The highest death rate is Lesotho (Southern Africa), Ukraine (Eastern Europe), Bulgaria (Balkans, Europe). As we can see in the table above, in this case the countries are coming from various continents. However, what about the birth rate in these countries? Now we will check what countries have higher death rate than birth rate and see if any of the highest death_rate countries can be found also there.

In [15]:
%%sql
SELECT name FROM facts WHERE death_rate > birth_rate ORDER BY death_rate DESC LIMIT 10;

 * sqlite:///factbook.db
Done.


name
Ukraine
Bulgaria
Latvia
Lithuania
Russia
Serbia
Belarus
Hungary
Moldova
Estonia


The death rate is higher than birth rate in Ukraine, Bulgaria, Latvia etc. All countries from the list above can be found in Europe. Some countries with the highest death rate have also lesser birth rate (Ukraine). Because I am living in Poland we will check how the issue looks there.

In [16]:
%%sql
SELECT * FROM facts WHERE name = 'Poland';

 * sqlite:///factbook.db
Done.


id,code,name,area,area_land,area_water,population,population_growth,birth_rate,death_rate,migration_rate
139,pl,Poland,312685,304255,8430,38562189,0.09,9.74,10.19,0.46


We can observe that in Poland population growth is small and birth rate is lower than death rate which looks typical for European countries.

# Conclusions
---

In this project we investigated the data coming from the CIA Factbook.
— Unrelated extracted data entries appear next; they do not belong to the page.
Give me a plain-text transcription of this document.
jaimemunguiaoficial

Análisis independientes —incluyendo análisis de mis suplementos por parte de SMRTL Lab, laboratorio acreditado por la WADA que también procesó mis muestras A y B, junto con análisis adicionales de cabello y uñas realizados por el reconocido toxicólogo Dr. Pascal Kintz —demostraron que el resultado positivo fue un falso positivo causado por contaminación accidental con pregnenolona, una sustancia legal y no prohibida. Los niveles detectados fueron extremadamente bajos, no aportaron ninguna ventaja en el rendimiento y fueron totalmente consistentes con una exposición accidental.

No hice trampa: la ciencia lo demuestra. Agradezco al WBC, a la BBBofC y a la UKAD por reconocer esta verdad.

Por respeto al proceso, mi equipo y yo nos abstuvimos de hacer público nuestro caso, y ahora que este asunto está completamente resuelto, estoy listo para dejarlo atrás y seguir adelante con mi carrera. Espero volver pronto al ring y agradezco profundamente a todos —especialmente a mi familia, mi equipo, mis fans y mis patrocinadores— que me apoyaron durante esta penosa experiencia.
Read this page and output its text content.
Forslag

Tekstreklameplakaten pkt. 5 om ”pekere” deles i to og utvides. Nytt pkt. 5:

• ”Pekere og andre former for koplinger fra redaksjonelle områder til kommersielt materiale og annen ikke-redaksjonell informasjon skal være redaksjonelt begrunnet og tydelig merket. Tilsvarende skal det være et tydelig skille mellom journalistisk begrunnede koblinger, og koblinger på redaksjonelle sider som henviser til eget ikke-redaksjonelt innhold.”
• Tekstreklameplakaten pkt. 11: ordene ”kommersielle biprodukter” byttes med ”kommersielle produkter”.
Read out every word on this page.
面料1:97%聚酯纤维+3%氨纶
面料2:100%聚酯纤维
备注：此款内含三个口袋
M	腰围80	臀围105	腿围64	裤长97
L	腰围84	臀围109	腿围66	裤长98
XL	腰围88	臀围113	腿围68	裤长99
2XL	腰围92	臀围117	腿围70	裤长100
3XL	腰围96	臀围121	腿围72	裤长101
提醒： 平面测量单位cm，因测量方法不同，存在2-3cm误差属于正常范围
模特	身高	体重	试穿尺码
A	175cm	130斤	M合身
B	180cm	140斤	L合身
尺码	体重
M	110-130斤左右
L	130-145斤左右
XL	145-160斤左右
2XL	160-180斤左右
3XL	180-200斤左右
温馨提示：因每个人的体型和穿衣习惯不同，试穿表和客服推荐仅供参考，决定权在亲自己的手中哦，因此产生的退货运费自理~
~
We made the following findings:
- the biggest population has been found in China, India, United States, Indonesia, Brazil, Pakistan, Nigeria and Bangladesh,
- all European Union countries are third on the list of the highest population after China and India,
- the average population is over 62 million of people and the average area about 555,000,
- the examples of most densely populated countries are Bangladesh, Germany, Japan, Philippines,
- the countries with significant water area are Puerto Rico, the Bahamas, Guinea-Bissau, Malawi, Netherlands, Uganda, Eritrea and Liberia,
- the biggest population growth can be observed in South Sudan and Malawi,
- very low or almost no population growth appears to be in Vatican, Cocos Islands, Greenland, Greece or Slovakia,
- the highest birth rates can be found in African countries like Niger, Mali, Uganda,
- the highest death rate is in Lesotho, Ukraine, Bulgaria.

The outcomings are based on data from 2015.